6. A toutes fins utiles, il est rappelé au préfet de police qu’il résulte des dispositions de l’article R. 613-7 du code de l’entrée et du séjour des étrangers et du droit d’asile et de l’article 7 du décret n° 2010-569 du 28 mai 2010 que l’annulation de la décision d’interdiction de retour sur le territoire français implique nécessairement l’effacement sans délai du signalement de M. B aux fins de non admission dans le système d’information Schengen.
Sur les frais liés à l’instance :
7. Dans les circonstances de l’espèce, il y a lieu de mettre à la charge de l’Etat le versement à M. B de la somme de 1 200 euros au titre des dispositions de l’article L. 761-1 du code de justice administrative.
D E C I D E :
Article 1er : L’arrêté du préfet de police de Paris en date du 2 août 2024 est annulé.
Article 2 : Il est enjoint au préfet de police de Paris, ou au préfet territorialement compétent au regard du lieu de résidence actuel de l’intéressé, de délivrer un certificat de résidence à M. B dans un délai de deux mois à compter de la notification du présent jugement.
Article 3 : L’Etat versera à M. B une somme de 1 200 euros au titre des dispositions de l’article L. 761-1 du code de justice administrative.
Article 4 : Le surplus des conclusions de la requête est rejeté.
Article 5 : Le présent jugement sera notifié à M. A B et au préfet de police de Paris.

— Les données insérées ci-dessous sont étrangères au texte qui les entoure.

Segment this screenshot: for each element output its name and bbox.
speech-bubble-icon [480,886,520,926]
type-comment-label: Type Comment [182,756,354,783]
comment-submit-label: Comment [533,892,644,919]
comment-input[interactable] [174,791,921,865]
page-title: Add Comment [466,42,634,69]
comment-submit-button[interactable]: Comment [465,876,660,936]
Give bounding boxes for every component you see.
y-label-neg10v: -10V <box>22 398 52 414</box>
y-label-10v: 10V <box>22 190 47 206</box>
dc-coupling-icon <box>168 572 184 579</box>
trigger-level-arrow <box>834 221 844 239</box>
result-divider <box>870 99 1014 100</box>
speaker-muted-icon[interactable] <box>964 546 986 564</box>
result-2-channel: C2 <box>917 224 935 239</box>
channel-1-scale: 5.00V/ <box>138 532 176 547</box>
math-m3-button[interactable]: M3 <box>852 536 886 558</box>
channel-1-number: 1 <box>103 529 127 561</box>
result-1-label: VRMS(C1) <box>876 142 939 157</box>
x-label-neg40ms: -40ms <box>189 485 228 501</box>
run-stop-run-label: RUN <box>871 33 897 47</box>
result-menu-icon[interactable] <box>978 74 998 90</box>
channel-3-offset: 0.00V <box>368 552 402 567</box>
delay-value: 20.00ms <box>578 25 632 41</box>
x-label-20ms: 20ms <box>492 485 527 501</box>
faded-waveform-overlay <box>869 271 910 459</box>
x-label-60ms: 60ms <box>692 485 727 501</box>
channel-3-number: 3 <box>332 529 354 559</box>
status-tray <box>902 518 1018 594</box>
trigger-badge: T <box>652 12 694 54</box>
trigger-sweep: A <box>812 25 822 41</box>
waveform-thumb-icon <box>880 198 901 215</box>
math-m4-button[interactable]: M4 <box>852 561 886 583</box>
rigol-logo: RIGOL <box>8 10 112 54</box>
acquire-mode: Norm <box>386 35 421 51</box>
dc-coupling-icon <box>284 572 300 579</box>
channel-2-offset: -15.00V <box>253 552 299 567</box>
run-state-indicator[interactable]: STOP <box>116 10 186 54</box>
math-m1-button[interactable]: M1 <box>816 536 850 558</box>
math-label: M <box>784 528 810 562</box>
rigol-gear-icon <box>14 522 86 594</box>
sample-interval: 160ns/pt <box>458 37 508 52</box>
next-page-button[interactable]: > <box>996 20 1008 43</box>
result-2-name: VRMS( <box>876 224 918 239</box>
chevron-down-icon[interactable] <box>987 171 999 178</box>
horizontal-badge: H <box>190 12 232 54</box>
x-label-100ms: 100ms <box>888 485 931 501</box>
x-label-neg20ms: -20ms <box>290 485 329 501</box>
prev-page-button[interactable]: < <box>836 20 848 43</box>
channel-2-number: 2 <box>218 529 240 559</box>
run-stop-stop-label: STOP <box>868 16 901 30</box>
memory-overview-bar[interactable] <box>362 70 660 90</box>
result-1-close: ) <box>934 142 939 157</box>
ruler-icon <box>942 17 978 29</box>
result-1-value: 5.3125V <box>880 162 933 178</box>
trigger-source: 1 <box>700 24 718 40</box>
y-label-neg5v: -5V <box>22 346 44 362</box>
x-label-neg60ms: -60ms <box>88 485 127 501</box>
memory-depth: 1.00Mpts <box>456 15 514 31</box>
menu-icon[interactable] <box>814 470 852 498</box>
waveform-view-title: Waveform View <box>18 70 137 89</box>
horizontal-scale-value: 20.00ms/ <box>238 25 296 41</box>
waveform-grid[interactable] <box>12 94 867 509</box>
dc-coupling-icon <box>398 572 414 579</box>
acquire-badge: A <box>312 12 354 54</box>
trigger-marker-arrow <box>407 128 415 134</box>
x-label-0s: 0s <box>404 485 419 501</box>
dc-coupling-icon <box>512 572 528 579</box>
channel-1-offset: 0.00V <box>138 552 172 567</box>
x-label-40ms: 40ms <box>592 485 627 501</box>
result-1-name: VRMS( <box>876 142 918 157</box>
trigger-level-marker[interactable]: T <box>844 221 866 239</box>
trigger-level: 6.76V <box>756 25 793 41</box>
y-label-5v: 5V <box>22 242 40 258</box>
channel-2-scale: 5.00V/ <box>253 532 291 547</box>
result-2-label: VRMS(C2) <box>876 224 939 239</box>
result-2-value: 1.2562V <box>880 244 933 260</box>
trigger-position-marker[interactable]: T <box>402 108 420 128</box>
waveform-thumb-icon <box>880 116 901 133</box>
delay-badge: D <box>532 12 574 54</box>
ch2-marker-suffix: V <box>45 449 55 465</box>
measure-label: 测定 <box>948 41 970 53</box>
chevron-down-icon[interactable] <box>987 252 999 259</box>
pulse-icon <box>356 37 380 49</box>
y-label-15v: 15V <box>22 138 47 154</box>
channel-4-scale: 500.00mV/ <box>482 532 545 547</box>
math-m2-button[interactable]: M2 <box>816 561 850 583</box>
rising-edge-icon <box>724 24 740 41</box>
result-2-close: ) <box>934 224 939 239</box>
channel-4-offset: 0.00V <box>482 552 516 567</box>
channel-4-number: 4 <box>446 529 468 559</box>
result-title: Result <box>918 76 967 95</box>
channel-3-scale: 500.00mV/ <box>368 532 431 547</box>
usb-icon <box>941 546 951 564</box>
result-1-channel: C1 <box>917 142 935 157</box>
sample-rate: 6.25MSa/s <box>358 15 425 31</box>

Délibéré après l’audience du 14 février 2024, à laquelle siégeaient :
Mme Weidenfeld, présidente,
Mme de Schotten, première conseillère,
M. Rezard, premier conseiller.
Rendu public par mise à disposition au greffe le 7 mars 2025.
Le rapporteur,
A. Rezard
La présidente,
K. Weidenfeld
Le greffier,
A. Lemieux
La République mande et ordonne au préfet de police de Paris en ce qui le concerne ou à tous commissaires de justice à ce requis en ce qui concerne les voies de droit commun contre les parties privées, de pourvoir à l’exécution du présent jugement.